The translation we used in our reading today begins each statement with the word ‘happy’:
- Happy are the poor in spirit…
- Happy are those who mourn…
- Happy are the meek…
More frequently in other bible versions you will find that each statement starts with the word ‘blessed’:
- Blessed are those who hunger and thirst after righteousness…
- Blessed are the merciful…
- Blessed are the pure in heart…
Another commentator argues that the best translation of the original Greek is ‘How honourable’:
- How honourable are the peacemakers…;
- How honourable are those who are persecuted for my sake...
But whichever word is used, and whatever phraseology is chosen, the sense of these powerfully affirming words is that these are the new commandments from the new Moses, and they will be the new ethics of a new kingdom.

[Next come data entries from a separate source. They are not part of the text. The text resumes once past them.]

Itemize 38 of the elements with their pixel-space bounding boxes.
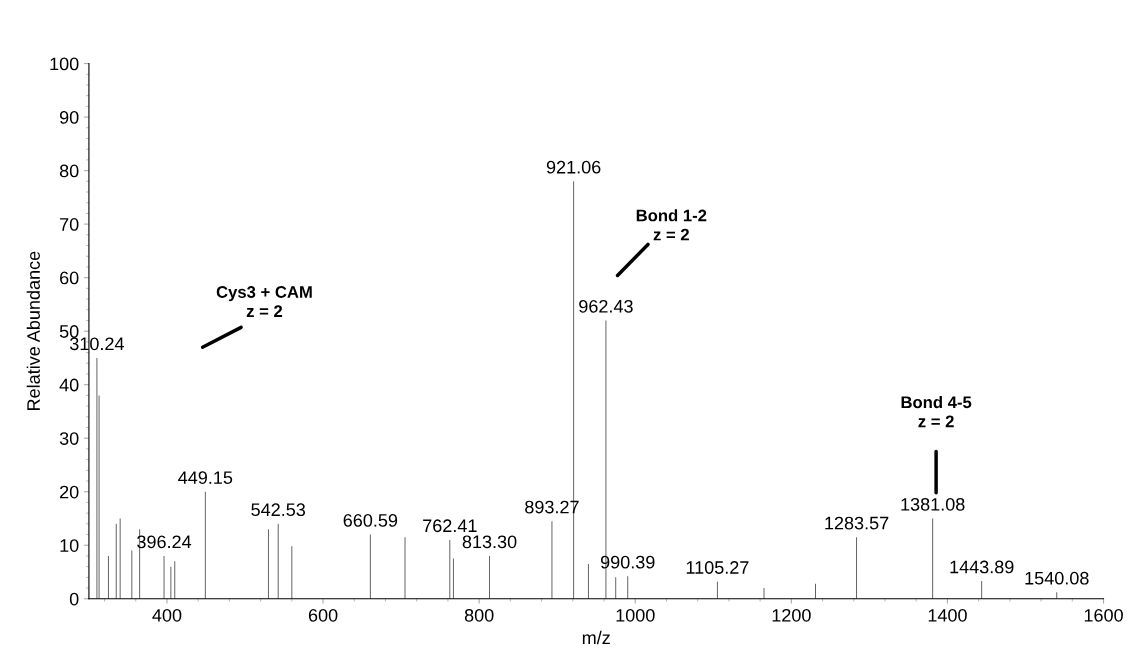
y-tick-label: 40 bbox=[59, 378, 79, 392]
y-tick-label: 30 bbox=[59, 432, 79, 445]
annotation: 990.39 bbox=[600, 555, 655, 569]
y-tick-label: 20 bbox=[60, 485, 79, 499]
annotation: 449.15 bbox=[178, 471, 233, 484]
y-tick-label: 80 bbox=[59, 164, 79, 178]
annotation: 1105.27 bbox=[686, 561, 749, 574]
x-tick-label: 400 bbox=[152, 608, 182, 622]
annotation: 1540.08 bbox=[1025, 571, 1089, 585]
annotation: 813.30 bbox=[462, 535, 517, 549]
annotation: Cys3 + CAM z = 2 bbox=[216, 286, 312, 317]
annotation: 1283.57 bbox=[825, 516, 889, 530]
annotation: 542.53 bbox=[251, 503, 306, 517]
y-tick-label: 0 bbox=[69, 592, 79, 606]
annotation: 660.59 bbox=[343, 514, 398, 527]
y-tick-label: 60 bbox=[60, 271, 79, 285]
annotation: Bond 4-5 z = 2 bbox=[901, 395, 972, 428]
y-tick-label: 10 bbox=[60, 539, 79, 552]
y-tick-label: 90 bbox=[59, 111, 79, 124]
annotation: 921.06 bbox=[546, 160, 601, 174]
annotation: 1443.89 bbox=[950, 560, 1014, 574]
y-axis-title: Relative Abundance bbox=[26, 251, 40, 410]
annotation: 1381.08 bbox=[901, 497, 965, 511]
annotation: Bond 1-2 z = 2 bbox=[636, 209, 707, 241]
x-tick-label: 1000 bbox=[616, 608, 655, 622]
annotation: 762.41 bbox=[423, 519, 477, 533]
x-tick-label: 1400 bbox=[928, 608, 967, 622]
y-tick-label: 50 bbox=[59, 325, 79, 338]
x-tick-label: 1200 bbox=[772, 608, 811, 622]
annotation: 893.27 bbox=[525, 500, 579, 514]
annotation: 396.24 bbox=[137, 535, 192, 549]
y-tick-label: 100 bbox=[50, 57, 79, 71]
x-tick-label: 800 bbox=[464, 608, 494, 622]
x-tick-label: 600 bbox=[308, 608, 338, 622]
annotation: 962.43 bbox=[579, 299, 633, 313]
x-axis-title: m/z bbox=[582, 630, 610, 645]
y-tick-label: 70 bbox=[60, 218, 79, 231]
x-tick-label: 1600 bbox=[1084, 608, 1123, 622]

This is poetic and visionary writing, and the vision seems to come into focus more clearly if we take the statements as a whole, rather than try to deconstruct each one to discover its meaning. Each statement is related to the others, and they build on one another. And when you do stand back and consider the vision as a whole, you can shape these characteristics of God’s Kingdom into three essential principles: simplicity, hopefulness, and compassion.

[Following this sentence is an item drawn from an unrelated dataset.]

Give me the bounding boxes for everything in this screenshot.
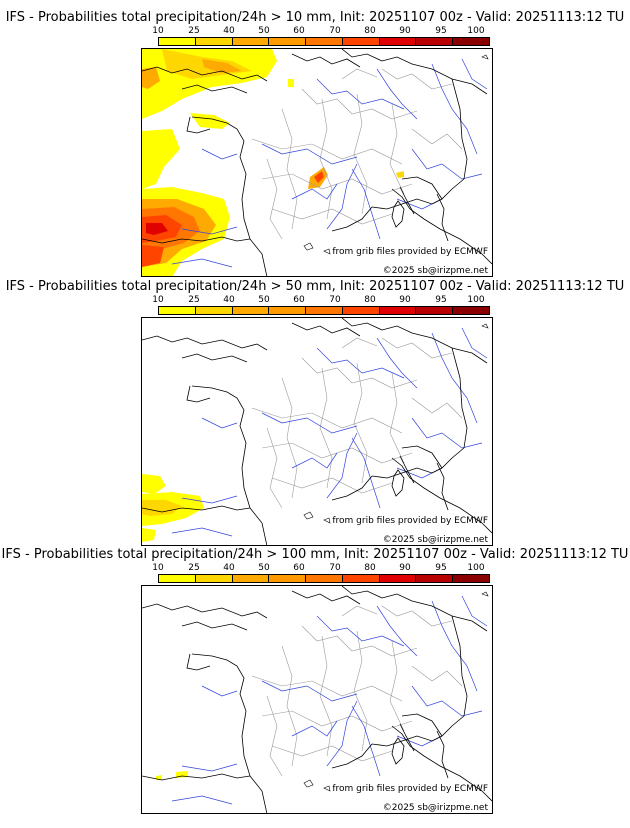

Through these three principles we can be in the world without being totally shaped by it. By choosing simplicity over complexity in our dealings with the world, we have a better chance of being honest, open and moral in our choices. The more we avoid the tangled webs of deceptions, delusions, and self-delusions, the more likely we are to avoid intrusive or destructive actions in the lives of other.
By remaining hopeful about our world, our communities, and ourselves, rather than resorting to a cold, self-centred cynicism about the world around us, we hold on to our vision of the new kingdom and allow it to come a little closer with each positive action.
By showing compassion for others we connect with the heart of Jesus’s teaching. Henri Nouwen describes compassion as something which “grows with the inner recognition that your neighbour shares your humanity with you. This partnership cuts through all walls which might have kept you separate. Across all barriers of land and language, wealth and poverty, knowledge and ignorance, we are one, created from the same dust, subject to the same laws, destined for the same end.” [Henri Nouwen, With open minds. New York: Ballantine, 1972]
So, there is our framework for our journey into the true meaning of the Kingdom of God. Whether we shall be happy, blessed, or honoured, we know that the core values which bring the Kingdom a little closer are inseparably bound up with justice, peacemaking, comfort for those who mourn, humility, meekness, mercy, purity of heart and courage in the face of persecution. And by upholding those values in our dealings with the world, our lives will be characterised by simplicity, hopefulness, and compassion.
The journey of exploration continues for the next few weeks. Jesus has more to say; we have more to learn; and the Kingdom of God is yet to come on earth as it is in heaven - as we shall shortly affirm for ourselves in words taken from the Sermon on the Mount.